Le Huong, Chen Chun, Goudar Chetan T
Drug Substance Technologies, Process Development, Amgen, Inc., 1 Amgen Center Drive, Thousand Oaks, CA, 91320.
Biotechnol Bioeng. 2015 Nov;112(11):2412-6. doi: 10.1002/bit.25649. Epub 2015 Jun 30.
While RNA-Seq is increasingly used as the method of choice for transcriptome analysis of mammalian cell culture processes, no universal genomic reference for mapping RNA-Seq reads from CHO cells has been reported. In previous publications, de novo transcriptomes assembled using these RNA-Seq reads were subsequently used for mapping. Potential caveats with this approach include the incomplete coverage and the non-universal nature of the de novo assemblies, leading to challenges in comparing results across studies. In order to facilitate future RNA-Seq studies in CHO cells, we performed a comprehensive evaluation of four public genomic references for CHO cells hosted by the NCBI Reference Sequence Database (RefSeq), including two annotated genomes released in 2012 and 2014 and their accompanying transcriptomes. Each genome showed significantly higher mapped rates compared to its accompanying transcriptome. Furthermore, higher mapped rates in deep intra-genic regions, especially within exons, were observed for the more recent genome release (2014) compared to the older one (2012), indicating that the 2014 genome was the preeminent reference among the four. Sequential addition of human and mouse genomes increased the total mapped rate to 87.3 and 89.7%, respectively, from 73.5% using the 2014 Chinese hamster genome alone. Thus, the sequential combination of the 2014 RefSeq Chinese hamster genome, the Ensembl human genome (h38), and the Ensembl mouse genome (m38) was suggested as the most effective strategy for mapping RNA-Seq data from CHO cells.
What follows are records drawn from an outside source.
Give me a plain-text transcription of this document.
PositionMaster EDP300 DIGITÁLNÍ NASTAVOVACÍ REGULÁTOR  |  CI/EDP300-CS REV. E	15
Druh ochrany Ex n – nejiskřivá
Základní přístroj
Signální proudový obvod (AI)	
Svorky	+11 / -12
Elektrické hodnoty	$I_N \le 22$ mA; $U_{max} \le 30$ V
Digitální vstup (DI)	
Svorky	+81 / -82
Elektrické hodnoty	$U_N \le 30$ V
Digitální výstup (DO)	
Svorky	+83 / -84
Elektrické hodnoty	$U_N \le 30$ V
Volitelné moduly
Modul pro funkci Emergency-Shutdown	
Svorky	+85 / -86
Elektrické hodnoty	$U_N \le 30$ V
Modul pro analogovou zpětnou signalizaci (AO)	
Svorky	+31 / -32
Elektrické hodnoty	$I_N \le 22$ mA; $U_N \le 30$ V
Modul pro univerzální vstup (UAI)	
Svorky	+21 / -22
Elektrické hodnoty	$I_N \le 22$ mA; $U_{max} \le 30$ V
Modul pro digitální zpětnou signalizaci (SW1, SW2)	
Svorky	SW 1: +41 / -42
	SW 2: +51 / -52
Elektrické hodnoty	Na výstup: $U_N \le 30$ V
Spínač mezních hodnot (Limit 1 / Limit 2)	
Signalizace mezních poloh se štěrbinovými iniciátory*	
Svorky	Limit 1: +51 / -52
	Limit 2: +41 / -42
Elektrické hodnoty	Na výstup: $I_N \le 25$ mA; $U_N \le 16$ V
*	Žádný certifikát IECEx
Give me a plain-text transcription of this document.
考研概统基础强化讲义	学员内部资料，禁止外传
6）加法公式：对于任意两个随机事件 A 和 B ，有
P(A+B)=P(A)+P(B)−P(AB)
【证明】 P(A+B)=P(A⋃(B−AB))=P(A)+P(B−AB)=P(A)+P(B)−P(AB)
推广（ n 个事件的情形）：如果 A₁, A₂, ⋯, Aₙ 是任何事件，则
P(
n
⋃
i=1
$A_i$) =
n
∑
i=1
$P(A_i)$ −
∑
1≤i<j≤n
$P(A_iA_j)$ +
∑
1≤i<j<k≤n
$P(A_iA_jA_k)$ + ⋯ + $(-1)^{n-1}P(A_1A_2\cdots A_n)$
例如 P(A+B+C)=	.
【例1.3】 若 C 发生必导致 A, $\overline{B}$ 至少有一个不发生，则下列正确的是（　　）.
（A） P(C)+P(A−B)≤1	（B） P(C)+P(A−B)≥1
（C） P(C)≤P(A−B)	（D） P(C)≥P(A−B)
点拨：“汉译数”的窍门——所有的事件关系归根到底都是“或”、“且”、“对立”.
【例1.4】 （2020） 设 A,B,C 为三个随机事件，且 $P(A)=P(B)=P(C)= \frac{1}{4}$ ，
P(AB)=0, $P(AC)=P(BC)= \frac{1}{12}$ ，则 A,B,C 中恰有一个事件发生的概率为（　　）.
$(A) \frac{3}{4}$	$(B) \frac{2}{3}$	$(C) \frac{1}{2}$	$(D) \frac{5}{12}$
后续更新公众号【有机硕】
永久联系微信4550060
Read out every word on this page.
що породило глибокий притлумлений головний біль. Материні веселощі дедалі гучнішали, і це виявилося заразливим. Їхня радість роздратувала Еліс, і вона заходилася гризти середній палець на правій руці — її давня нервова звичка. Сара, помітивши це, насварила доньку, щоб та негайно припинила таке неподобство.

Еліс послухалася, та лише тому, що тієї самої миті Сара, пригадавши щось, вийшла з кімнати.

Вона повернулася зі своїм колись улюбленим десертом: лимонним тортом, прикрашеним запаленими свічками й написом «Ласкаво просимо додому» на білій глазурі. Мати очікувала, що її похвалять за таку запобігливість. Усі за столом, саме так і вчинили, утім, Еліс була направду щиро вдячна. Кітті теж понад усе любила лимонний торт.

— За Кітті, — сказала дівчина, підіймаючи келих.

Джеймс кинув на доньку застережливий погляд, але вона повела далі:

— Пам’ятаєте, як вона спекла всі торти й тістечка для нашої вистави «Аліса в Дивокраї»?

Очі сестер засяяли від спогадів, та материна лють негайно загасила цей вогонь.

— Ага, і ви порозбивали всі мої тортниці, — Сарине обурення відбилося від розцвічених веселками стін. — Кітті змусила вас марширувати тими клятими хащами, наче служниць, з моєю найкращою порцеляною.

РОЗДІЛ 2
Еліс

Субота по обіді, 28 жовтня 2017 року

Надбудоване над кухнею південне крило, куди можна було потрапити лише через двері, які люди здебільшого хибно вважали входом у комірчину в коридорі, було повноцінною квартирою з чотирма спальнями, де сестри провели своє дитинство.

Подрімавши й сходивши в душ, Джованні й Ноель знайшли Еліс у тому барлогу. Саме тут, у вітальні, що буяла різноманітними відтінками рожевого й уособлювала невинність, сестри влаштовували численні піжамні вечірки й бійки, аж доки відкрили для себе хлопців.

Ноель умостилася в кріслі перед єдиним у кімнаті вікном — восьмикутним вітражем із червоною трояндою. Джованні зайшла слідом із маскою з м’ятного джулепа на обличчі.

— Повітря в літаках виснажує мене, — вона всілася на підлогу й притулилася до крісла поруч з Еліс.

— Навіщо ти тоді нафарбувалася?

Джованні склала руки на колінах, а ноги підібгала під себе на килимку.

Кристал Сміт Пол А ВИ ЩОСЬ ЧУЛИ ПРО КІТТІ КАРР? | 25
虽然RNA测序越来越多地被用作哺乳动物细胞培养过程转录组分析的首选方法,但尚未有报道称有用于比对中国仓鼠卵巢(CHO)细胞RNA测序读数的通用基因组参考序列。在以往的出版物中,使用这些RNA测序读数组装的从头转录组随后被用于比对。这种方法可能存在的问题包括从头组装的覆盖不完整和非通用性,这导致跨研究比较结果时面临挑战。为了促进未来对CHO细胞的RNA测序研究,我们对美国国立生物技术信息中心(NCBI)参考序列数据库(RefSeq)中托管的四个CHO细胞公共基因组参考序列进行了全面评估,包括2012年和2014年发布的两个注释基因组及其相应的转录组。与各自相应的转录组相比,每个基因组的比对率都显著更高。此外,与旧版本(2012年)相比,在深度基因内区域,尤其是外显子内,较新版本(2014年)的基因组观察到更高的比对率,这表明2014年的基因组是这四个参考序列中最出色的。依次添加人类和小鼠基因组后,总比对率分别从仅使用2014年中国仓鼠基因组时的73.5%提高到了87.3%和89.7%。因此,建议将2014年RefSeq中国仓鼠基因组、Ensembl人类基因组(h38)和Ensembl小鼠基因组(m38)依次组合作为比对CHO细胞RNA测序数据的最有效策略。